First, let me begin with this hadith:
النب يّ صلى الله عليه وسلم قَالَّ: إ نّ الْعَبْدَّ لَيَتَكَل مّ بِالكَلِمةِّ مِنّْ رِضْوَانِّ اللِّّ تَعَالى مَا ي لقِي لهَا بَالًّ يَرْفَع ه اللّّ بهَا دَرَجاتٍ، وَإ نّ الْعبْدَّ لَيَتَكل مّ بالْكَلِمَةِّ مِنّْ
سَخَطِّ اللِّّ تَعالى ل ي لْقي لهَا بَالًّ يهِوي بهَا في جَهَن م رواه البخاري .
Before I tell you a major takeaway from this hadith, I will take you a little bit back in time.
Sometime early 2019.
A friend of my wife brings to her attention the potential benefits of an ongoing stem cell clinical trial taking place in several hospitals in the US, UCI being one of them. A friend of hers was already enrolled in the trial, which encouraged her to tell my wife.
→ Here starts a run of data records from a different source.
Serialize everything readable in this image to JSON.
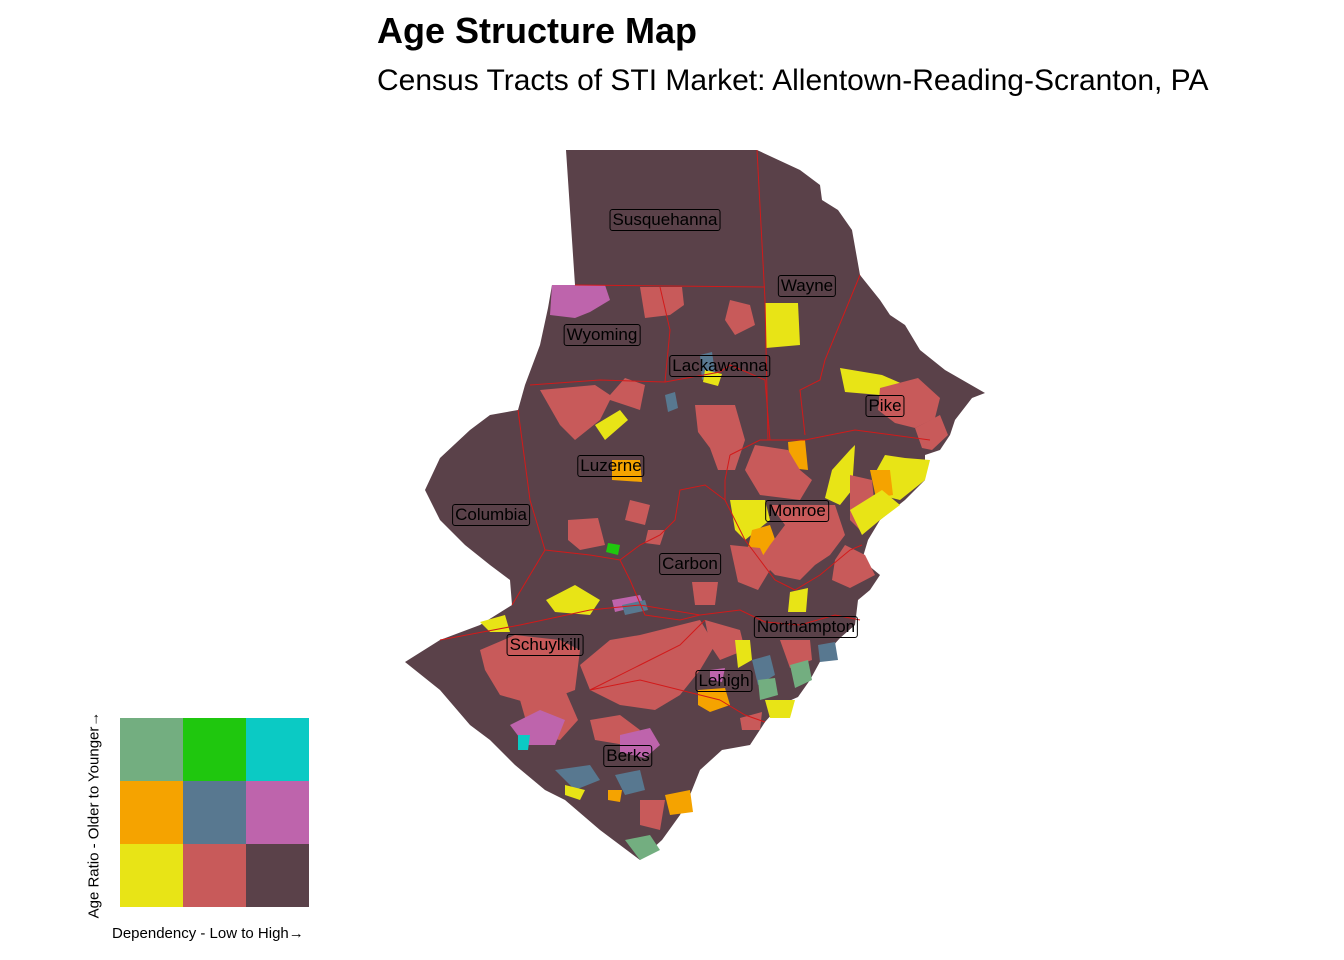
{
  "title": "Age Structure Map",
  "subtitle": "Census Tracts of STI Market: Allentown-Reading-Scranton, PA",
  "colors": {
    "base": "#5a4149",
    "red": "#c85a5a",
    "yellow": "#e8e416",
    "orange": "#f5a300",
    "slate": "#587890",
    "magenta": "#be64ac",
    "sage": "#73ae80",
    "green": "#1fc70e",
    "teal": "#0bcac4",
    "county_border": "#d21a1a"
  },
  "counties": [
    {
      "name": "Susquehanna"
    },
    {
      "name": "Wayne"
    },
    {
      "name": "Wyoming"
    },
    {
      "name": "Lackawanna"
    },
    {
      "name": "Pike"
    },
    {
      "name": "Luzerne"
    },
    {
      "name": "Columbia"
    },
    {
      "name": "Monroe"
    },
    {
      "name": "Carbon"
    },
    {
      "name": "Northampton"
    },
    {
      "name": "Schuylkill"
    },
    {
      "name": "Lehigh"
    },
    {
      "name": "Berks"
    }
  ],
  "legend": {
    "x_label": "Dependency - Low to High→",
    "y_label": "Age Ratio - Older to Younger→",
    "cells": [
      [
        "#73ae80",
        "#1fc70e",
        "#0bcac4"
      ],
      [
        "#f5a300",
        "#587890",
        "#be64ac"
      ],
      [
        "#e8e416",
        "#c85a5a",
        "#5a4149"
      ]
    ]
  }
}
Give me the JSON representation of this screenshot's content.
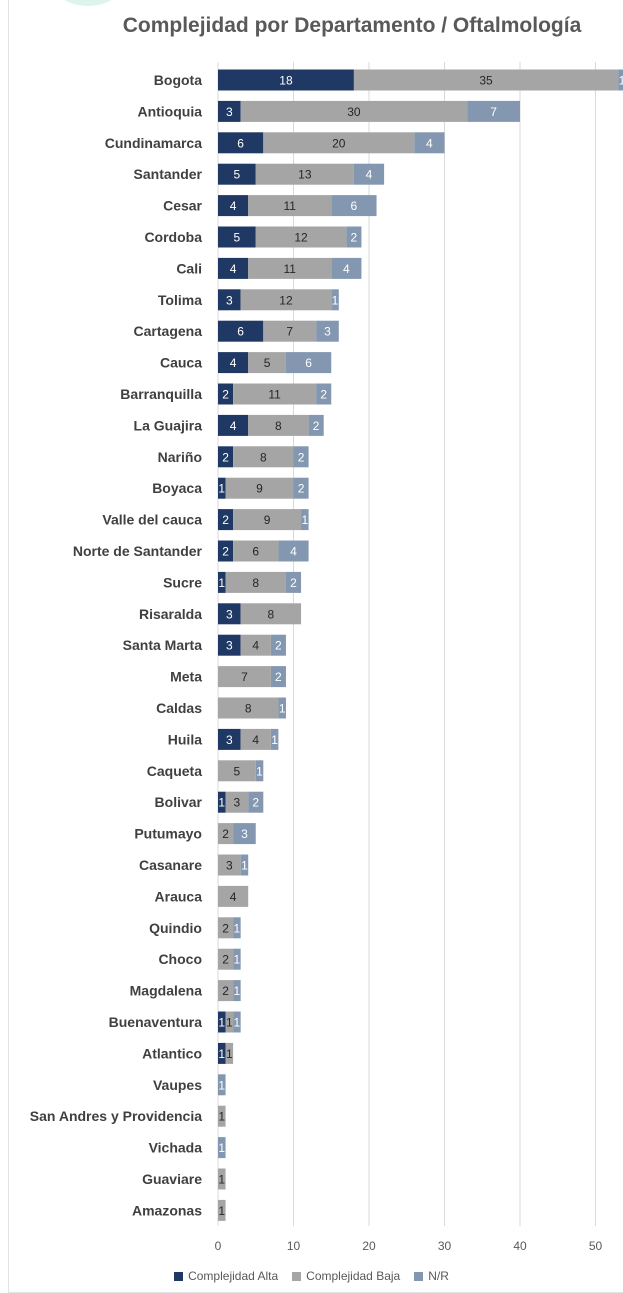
{
  "colors": {
    "alta": "#203864",
    "baja": "#A5A5A5",
    "nr": "#8497B0",
    "grid": "#d9d9d9"
  },
  "chart_data": {
    "type": "bar",
    "orientation": "horizontal",
    "stacked": true,
    "title": "Complejidad por Departamento / Oftalmología",
    "xlim": [
      0,
      50
    ],
    "xticks": [
      0,
      10,
      20,
      30,
      40,
      50
    ],
    "grid": true,
    "legend_position": "bottom",
    "categories": [
      "Bogota",
      "Antioquia",
      "Cundinamarca",
      "Santander",
      "Cesar",
      "Cordoba",
      "Cali",
      "Tolima",
      "Cartagena",
      "Cauca",
      "Barranquilla",
      "La Guajira",
      "Nariño",
      "Boyaca",
      "Valle del cauca",
      "Norte de Santander",
      "Sucre",
      "Risaralda",
      "Santa Marta",
      "Meta",
      "Caldas",
      "Huila",
      "Caqueta",
      "Bolivar",
      "Putumayo",
      "Casanare",
      "Arauca",
      "Quindio",
      "Choco",
      "Magdalena",
      "Buenaventura",
      "Atlantico",
      "Vaupes",
      "San Andres y Providencia",
      "Vichada",
      "Guaviare",
      "Amazonas"
    ],
    "series": [
      {
        "name": "Complejidad Alta",
        "values": [
          18,
          3,
          6,
          5,
          4,
          5,
          4,
          3,
          6,
          4,
          2,
          4,
          2,
          1,
          2,
          2,
          1,
          3,
          3,
          0,
          0,
          3,
          0,
          1,
          0,
          0,
          0,
          0,
          0,
          0,
          1,
          1,
          0,
          0,
          0,
          0,
          0
        ]
      },
      {
        "name": "Complejidad Baja",
        "values": [
          35,
          30,
          20,
          13,
          11,
          12,
          11,
          12,
          7,
          5,
          11,
          8,
          8,
          9,
          9,
          6,
          8,
          8,
          4,
          7,
          8,
          4,
          5,
          3,
          2,
          3,
          4,
          2,
          2,
          2,
          1,
          1,
          0,
          1,
          0,
          1,
          1
        ]
      },
      {
        "name": "N/R",
        "values": [
          1,
          7,
          4,
          4,
          6,
          2,
          4,
          1,
          3,
          6,
          2,
          2,
          2,
          2,
          1,
          4,
          2,
          0,
          2,
          2,
          1,
          1,
          1,
          2,
          3,
          1,
          0,
          1,
          1,
          1,
          1,
          0,
          1,
          0,
          1,
          0,
          0
        ]
      }
    ],
    "data_labels": [
      [
        "18",
        "35",
        "1"
      ],
      [
        "3",
        "30",
        "7"
      ],
      [
        "6",
        "20",
        "4"
      ],
      [
        "5",
        "13",
        "4"
      ],
      [
        "4",
        "11",
        "6"
      ],
      [
        "5",
        "12",
        "2"
      ],
      [
        "4",
        "11",
        "4"
      ],
      [
        "3",
        "12",
        "1"
      ],
      [
        "6",
        "7",
        "3"
      ],
      [
        "4",
        "5",
        "6"
      ],
      [
        "2",
        "11",
        "2"
      ],
      [
        "4",
        "8",
        "2"
      ],
      [
        "2",
        "8",
        "2"
      ],
      [
        "1",
        "9",
        "2"
      ],
      [
        "2",
        "9",
        "1"
      ],
      [
        "2",
        "6",
        "4"
      ],
      [
        "1",
        "8",
        "2"
      ],
      [
        "3",
        "8",
        ""
      ],
      [
        "3",
        "4",
        "2"
      ],
      [
        "",
        "7",
        "2"
      ],
      [
        "",
        "8",
        "1"
      ],
      [
        "3",
        "4",
        "1"
      ],
      [
        "",
        "5",
        "1"
      ],
      [
        "1",
        "3",
        "2"
      ],
      [
        "",
        "2",
        "3"
      ],
      [
        "",
        "3",
        "1"
      ],
      [
        "",
        "4",
        ""
      ],
      [
        "",
        "2",
        "1"
      ],
      [
        "",
        "2",
        "1"
      ],
      [
        "",
        "2",
        "1"
      ],
      [
        "1",
        "1",
        "1"
      ],
      [
        "1",
        "1",
        ""
      ],
      [
        "",
        "",
        "1"
      ],
      [
        "",
        "1",
        ""
      ],
      [
        "",
        "",
        "1"
      ],
      [
        "",
        "1",
        ""
      ],
      [
        "",
        "1",
        ""
      ]
    ]
  }
}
We got pretty excited and quickly began emailing the folks at UCI. Long story short, we initially traveled to Irvine to find ourselves faced with an unexpected rejection due to my score on a certain breathing test (I later got accepted a couple of months later, but I talked about the details of this story in a previous reflection). Anyhow, the period between my initial rejection and later acceptance witnessed the following. Right after being rejected, I was pretty upset. I had very high hopes in that trial, and it seemed as the only hope out there. As a result, I began looking into some of the alternative medicine out there. I tried several of them and nothing really worked out for me. But that is not the point 😊. The thing is that during my search, I came to know that one of my school friends does homeopathy. We exchanged some ideas for some time until I left for the US. During one of those exchanges, she told me something very powerful that would remain with me forever.
But I must admit that at that time, I was very fixated on THE ONE idea of HOW and WHEN I would get cured! Mentally, I couldn’t see –or even accept-any other solution as a viable one! And probably I wasn’t really open about that, and so probably she didn‘t know. At any rate, she told me once: “Ya Tamer! It’s about the journey itself, and not the destination! “ In other words, it’s all about the experiences and struggles we go through and how they shape and mold our personalities regardless of end result! At that time, her statement didn‘t really sit well with me. I didn‘t realize how meaningful and powerful her statement was until probably several years later. Probably the last year in specific has shown me the immense good that could come out of my struggle while being at the low of the low physically. All my reflections that elhamdulellah touched a decent amount of people’s hearts didn‘t come out from me until I was stripped away from lots of my faculties I never saw this coming at all not even remotely. Now, back to the hadith I began with.
Being reminded of that incident, I sent my friend asking about her and her family as well as wanting to remind her of her statement. The funny thing is that she couldn‘t remember saying it 😊. And this is what reminded me of that hadith, which I first heard around maybe 15 years ago. To be frank, I always struggled with its meaning that I found to be a bit too tough! But the more I grew up and (assumingly) matured, the more I became at ease with its meaning. Words are BULLETS whether we realize it or not and whether we notice or not. In my friend‘s case, it was a meaningful, powerful, and a positive one even if she can‘t remember 😊. But in other cases, we all might be guilty of saying nasty stuff to others (in many times without realizing!) that might affect them negatively for years to come.
So, in some respect maybe I am blessed by not being able to talk anymore 😊. As for my friend, THANK YOU!